OpenAI is funding academic research into algorithms that can predict humans' moral judgements.
In a filing with the IRS, OpenAI Inc., OpenAI's nonprofit org, disclosed that it awarded a grant to Duke University researchers for a project titled "Research AI Morality." Contacted for comment, an OpenAI spokesperson pointed to a press release indicating the award is part of a larger, three-year, $1 million grant to Duke professors studying "making moral AI."
Little is public about this "morality" research OpenAI is funding, other than the fact that the grant ends in 2025. The study's principal investigator, Walter Sinnott-Armstrong, a practical ethics professor at Duke, told TechCrunch via email that he "will not be able to talk" about the work.
Sinnott-Armstrong and the project's co-investigator, Jana Borg, have produced several studies -- and a book -- about AI's potential to serve as a "moral GPS" to help humans make better judgements. As part of larger teams, they've created a "morally-aligned" algorithm to help decide who receives kidney donations, and studied in which scenarios people would prefer that AI make moral decisions.
According to the press release, the goal of the OpenAI-funded work is to train algorithms to "predict human moral judgements" in scenarios involving conflicts "among morally relevant features in medicine, law, and business."
But it's far from clear that a concept as nuanced as morality is within reach of today's tech.
In 2021, the nonprofit Allen Institute for AI built a tool called Ask Delphi that was meant to give ethically sound recommendations. It judged basic moral dilemmas well enough -- the bot "knew" that cheating on an exam was wrong, for example. But slightly rephrasing and rewording questions was enough to get Delphi to approve of pretty much anything, including smothering infants.
The reason has to do with how modern AI systems work.
Machine learning models are statistical machines. Trained on a lot of examples from all over the web, they learn the patterns in those examples to make predictions, like that the phrase "to whom" often precedes "it may concern."

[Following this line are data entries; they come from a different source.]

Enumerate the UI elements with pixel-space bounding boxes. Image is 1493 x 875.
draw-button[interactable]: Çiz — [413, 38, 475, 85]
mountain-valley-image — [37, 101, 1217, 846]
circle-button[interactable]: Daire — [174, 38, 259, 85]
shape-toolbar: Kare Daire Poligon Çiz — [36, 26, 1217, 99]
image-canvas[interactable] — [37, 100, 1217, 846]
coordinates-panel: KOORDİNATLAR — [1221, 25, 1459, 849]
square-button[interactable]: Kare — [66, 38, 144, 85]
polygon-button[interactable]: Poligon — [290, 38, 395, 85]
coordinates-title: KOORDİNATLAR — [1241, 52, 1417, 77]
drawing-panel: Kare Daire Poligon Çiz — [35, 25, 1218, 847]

AI doesn't have an appreciation for ethical concepts, nor a grasp on the reasoning and emotion that play into moral decision-making. That's why AI tends to parrot the values of Western, educated, and industrialized nations -- the web, and thus AI's training data, is dominated by articles endorsing those viewpoints.
Unsurprisingly, many people's values aren't expressed in the answers AI gives, particularly if those people aren't contributing to the AI's training sets by posting online. And AI internalizes a range of biases beyond a Western bent. Delphi said that being straight is more "morally acceptable" than being gay.
The challenge before OpenAI -- and the researchers it's backing -- is made all the more intractable by the inherent subjectivity of morality. Philosophers have been debating the merits of various ethical theories for thousands of years, and there's no universally applicable framework in sight.
Claude favors Kantianism (i.e. focusing on absolute moral rules), while ChatGPT leans every-so-slightly utilitarian (prioritizing the greatest good for the greatest number of people). Is one superior to the other? It depends on who you ask.
An algorithm to predict humans' moral judgements will have to take all this into account. That's a very high bar to clear -- assuming such an algorithm is possible in the first place.